A training manual written in the form of a story, the book: 'SEVEN TAOIST MASTERS: A Folk Novel of China' (c. 1990) translated by Eva Wong, introduced the reader to a blend of myth and history to both entertain and teach, in the form of lectures, the Taoist philosophy of Wang Ch'ung-yang and Ch'iu Ch'ang-ch'un. History had recorded that the disciple "Ch'iu Ch'ang-ch'un was befriended by Kublai Khan and was appointed court high priest during the reign of the first Yu'an Emporer" (p.xvii). And Wang Ch'ung-yang lived during the Sung (1127-1279) and Yu'an (1271-1368) dynasties.
Wang Ch'ang-yang (the rebirth of yang, or the rejuvenation of mind & body) was regarded as one of the greatest patriarchs of the school of True Reality (or the school of Complete Reality) and his students, the seven Taoist masters, were of the Northern School of Taoism, that branch of Taoism which advocates the 'singular path', where enlightenment and immortality are achieved through meditation and chi-kung exercises, it is the closest to Buddhism and Ch'an meditation of the Taoist sects. Ch'iu Ch'ang-ch'un, one of the seven masters, founded the Lung-men (Dragon Gate)sect of Taoism.
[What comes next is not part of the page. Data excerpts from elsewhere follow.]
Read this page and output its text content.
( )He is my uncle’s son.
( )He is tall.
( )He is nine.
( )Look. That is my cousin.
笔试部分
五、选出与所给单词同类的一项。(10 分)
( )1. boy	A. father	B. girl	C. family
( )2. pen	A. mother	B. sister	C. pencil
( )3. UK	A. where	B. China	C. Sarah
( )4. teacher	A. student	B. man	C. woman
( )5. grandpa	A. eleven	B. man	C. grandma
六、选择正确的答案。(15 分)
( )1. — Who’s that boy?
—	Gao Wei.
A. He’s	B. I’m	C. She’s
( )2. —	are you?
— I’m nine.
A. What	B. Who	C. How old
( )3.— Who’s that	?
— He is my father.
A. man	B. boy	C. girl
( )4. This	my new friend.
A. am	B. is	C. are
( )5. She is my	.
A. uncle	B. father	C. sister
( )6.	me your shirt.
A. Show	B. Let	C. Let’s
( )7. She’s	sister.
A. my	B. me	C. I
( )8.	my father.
SEVEN TAOIST MASTERS presentd a mix of myth and history in the most appealing way to the reader conforming to the Taoist pedagogy of story telling to instruct as more accessible in an intuitive reading than as analytic reading of a text. The main character, Wang Ch'ung-yang, was approached by two immortals, Lu and Chung-li Ch'uan, dressed as beggars, who had to convert mortals into Taoist immortals before the flowering of the immortal peach so that the Empress of Heaven wouldn't have to eat it alone. While Buddhism emphasizes reincarnation, Taoism strives for immortality, by means of internal alchemy, the actual transformation of body & soul through various Taoist efforts and personal sacrifices of the apprentice.
So in the SEVEN TAOIST MASTERS, the experiences of Wang Ch'ung-yang are used as a vehicle to describe the attitudes and situations for Taoist training and the obstacles usually encountered on the road to enlightenment. The seven Taoist masters each represent seven different approaches to the Tao, and each master must negotiate an obstacle in their own way on the path to enlightenment. In this particular theology of Taoism is the belief that destiny can be changed by the actions of people, reward and retribution will be given according to one's behaviour.
The book, SEVEN TAOIST MASTERS, contained a number of typographical and grammatical errors, such as "propserous" (p. 89), and "emerge" for merge throughout the work, and a number of ancient Chinese woodblock illustrations; yet overall, this is an excellent introduction to the Northern School of Taoism using a primer originally written for the training of Taoists priests. Also, please read TAOIST MASTER CHUANG (c. 2000) by Michael R. Saso, to gain further insight into the life and training of a Taoist disciple.